There is no cookie-cutter matrix for the real cost of hiring a new employee because every business is different. However, mapping out the process for hiring and affixing costs to each area is an important step in determining what direction is best for the bottom line of your company.

 

As mentioned earlier, cost calculators can be helpful as guides, but they often don’t capture every aspect of the recruiting, hiring, and onboarding process. Also, they don’t identify important elements such as reducing turnover rates and increasing productivity.

 

With this process map, you can choose which areas to improve, and areas where a staffing agency may be able to help. Finding the right employees is really only one step in a process that could help reduce your workforce acquisition costs.

 

Frequently Asked Questions

What is employee turnover?

Employee turnover refers to the rate at which employees leave an organization and are replaced by new employees. This includes both voluntary departures (resignations, retirements) and involuntary separations (terminations, layoffs).

 

What is the cost of employee turnover?

The cost of employee turnover typically ranges from 50% to 200% of the departing employee's annual salary, with some estimates reaching up to 213% for C-suite positions. This includes direct costs like recruitment and training, plus indirect costs like lost productivity and decreased morale.

 

How do you calculate the cost of turnover?

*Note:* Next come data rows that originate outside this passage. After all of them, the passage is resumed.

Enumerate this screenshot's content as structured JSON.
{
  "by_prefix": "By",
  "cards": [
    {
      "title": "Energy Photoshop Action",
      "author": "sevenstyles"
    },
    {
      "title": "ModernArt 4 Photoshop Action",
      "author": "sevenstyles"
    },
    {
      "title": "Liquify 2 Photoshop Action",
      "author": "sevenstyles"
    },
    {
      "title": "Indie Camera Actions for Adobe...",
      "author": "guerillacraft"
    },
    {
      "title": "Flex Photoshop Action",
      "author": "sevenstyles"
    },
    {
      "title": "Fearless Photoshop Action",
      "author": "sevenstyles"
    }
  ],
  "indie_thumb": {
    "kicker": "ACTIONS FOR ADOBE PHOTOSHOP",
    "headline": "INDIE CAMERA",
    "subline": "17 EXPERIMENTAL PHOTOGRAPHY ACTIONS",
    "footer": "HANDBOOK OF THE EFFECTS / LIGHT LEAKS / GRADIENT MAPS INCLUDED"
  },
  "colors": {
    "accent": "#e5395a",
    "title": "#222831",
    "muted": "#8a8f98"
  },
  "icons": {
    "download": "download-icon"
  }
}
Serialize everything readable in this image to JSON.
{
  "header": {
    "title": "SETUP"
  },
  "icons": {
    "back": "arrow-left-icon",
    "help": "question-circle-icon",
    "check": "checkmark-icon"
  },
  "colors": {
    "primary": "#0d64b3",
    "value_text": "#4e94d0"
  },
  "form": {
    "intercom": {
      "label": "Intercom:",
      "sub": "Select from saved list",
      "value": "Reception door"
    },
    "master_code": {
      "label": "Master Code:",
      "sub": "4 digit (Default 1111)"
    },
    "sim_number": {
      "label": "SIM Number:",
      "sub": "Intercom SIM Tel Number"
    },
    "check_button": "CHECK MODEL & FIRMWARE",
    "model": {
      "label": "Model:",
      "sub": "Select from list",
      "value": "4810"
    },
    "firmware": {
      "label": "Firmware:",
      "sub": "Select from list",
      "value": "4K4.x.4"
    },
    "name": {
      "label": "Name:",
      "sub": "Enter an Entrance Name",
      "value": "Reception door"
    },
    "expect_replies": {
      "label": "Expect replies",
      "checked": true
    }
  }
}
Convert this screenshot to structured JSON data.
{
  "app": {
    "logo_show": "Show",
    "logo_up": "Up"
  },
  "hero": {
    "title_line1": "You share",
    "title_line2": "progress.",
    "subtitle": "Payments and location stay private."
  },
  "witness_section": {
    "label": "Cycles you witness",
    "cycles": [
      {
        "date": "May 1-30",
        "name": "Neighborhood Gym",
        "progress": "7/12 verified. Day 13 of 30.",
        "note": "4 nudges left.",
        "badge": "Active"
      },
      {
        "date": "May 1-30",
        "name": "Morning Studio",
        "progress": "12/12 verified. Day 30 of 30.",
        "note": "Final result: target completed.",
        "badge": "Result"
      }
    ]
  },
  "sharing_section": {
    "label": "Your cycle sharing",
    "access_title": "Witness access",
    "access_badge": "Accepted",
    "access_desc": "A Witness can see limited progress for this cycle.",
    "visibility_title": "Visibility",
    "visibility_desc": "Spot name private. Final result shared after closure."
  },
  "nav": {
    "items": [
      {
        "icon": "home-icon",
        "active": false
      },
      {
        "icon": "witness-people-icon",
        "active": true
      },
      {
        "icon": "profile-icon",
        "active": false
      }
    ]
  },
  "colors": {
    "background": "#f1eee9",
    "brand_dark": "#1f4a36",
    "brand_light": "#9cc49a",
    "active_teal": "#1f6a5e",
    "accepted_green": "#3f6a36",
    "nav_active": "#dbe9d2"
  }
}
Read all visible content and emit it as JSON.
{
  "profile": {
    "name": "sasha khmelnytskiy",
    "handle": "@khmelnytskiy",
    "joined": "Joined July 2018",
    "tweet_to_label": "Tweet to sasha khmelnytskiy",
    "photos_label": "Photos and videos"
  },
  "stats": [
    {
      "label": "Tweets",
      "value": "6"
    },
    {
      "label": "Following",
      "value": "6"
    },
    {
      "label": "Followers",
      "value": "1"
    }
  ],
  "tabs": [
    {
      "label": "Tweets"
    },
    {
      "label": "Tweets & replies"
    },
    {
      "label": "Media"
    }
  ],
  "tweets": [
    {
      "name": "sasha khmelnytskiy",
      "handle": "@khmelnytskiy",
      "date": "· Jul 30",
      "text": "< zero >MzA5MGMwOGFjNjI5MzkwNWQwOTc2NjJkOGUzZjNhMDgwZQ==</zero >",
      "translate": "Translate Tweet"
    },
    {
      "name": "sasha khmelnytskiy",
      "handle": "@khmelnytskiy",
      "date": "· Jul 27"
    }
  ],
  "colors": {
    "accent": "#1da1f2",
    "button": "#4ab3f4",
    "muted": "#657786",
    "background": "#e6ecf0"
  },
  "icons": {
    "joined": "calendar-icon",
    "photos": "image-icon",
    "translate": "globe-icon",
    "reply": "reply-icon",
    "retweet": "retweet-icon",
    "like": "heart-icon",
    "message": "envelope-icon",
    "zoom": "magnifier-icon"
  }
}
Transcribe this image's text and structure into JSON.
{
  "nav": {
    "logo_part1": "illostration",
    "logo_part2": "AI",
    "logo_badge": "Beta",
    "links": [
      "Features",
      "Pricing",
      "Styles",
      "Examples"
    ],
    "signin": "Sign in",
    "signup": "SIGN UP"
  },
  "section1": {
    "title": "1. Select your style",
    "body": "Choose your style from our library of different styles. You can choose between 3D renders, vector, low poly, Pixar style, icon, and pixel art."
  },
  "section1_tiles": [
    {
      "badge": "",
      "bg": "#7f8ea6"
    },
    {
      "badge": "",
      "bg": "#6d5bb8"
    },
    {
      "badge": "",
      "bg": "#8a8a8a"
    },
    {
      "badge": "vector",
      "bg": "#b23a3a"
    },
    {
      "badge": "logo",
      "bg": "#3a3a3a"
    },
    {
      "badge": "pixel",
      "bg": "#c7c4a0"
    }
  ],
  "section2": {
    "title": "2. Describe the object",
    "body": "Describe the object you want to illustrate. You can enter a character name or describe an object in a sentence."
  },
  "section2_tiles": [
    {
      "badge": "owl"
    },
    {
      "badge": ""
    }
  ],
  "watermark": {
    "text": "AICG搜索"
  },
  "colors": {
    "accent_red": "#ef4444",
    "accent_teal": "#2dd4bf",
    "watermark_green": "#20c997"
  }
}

To calculate your cost of turnover, use this formula: (Hiring costs + Onboarding costs + Training costs + Lost productivity costs) × Number of departing employees = Total annual turnover cost. Most organizations find it helpful to track both direct expenses and estimated soft costs.

 

What is a normal employee turnover?

The average voluntary turnover rate in the U.S. is currently 13.5% in 2025, though this varies significantly by industry. Industry-specific rates range from less than 1% in state and local government to over 13% in the tech sector. Normal rates depend on your specific industry, role levels, and regional factors.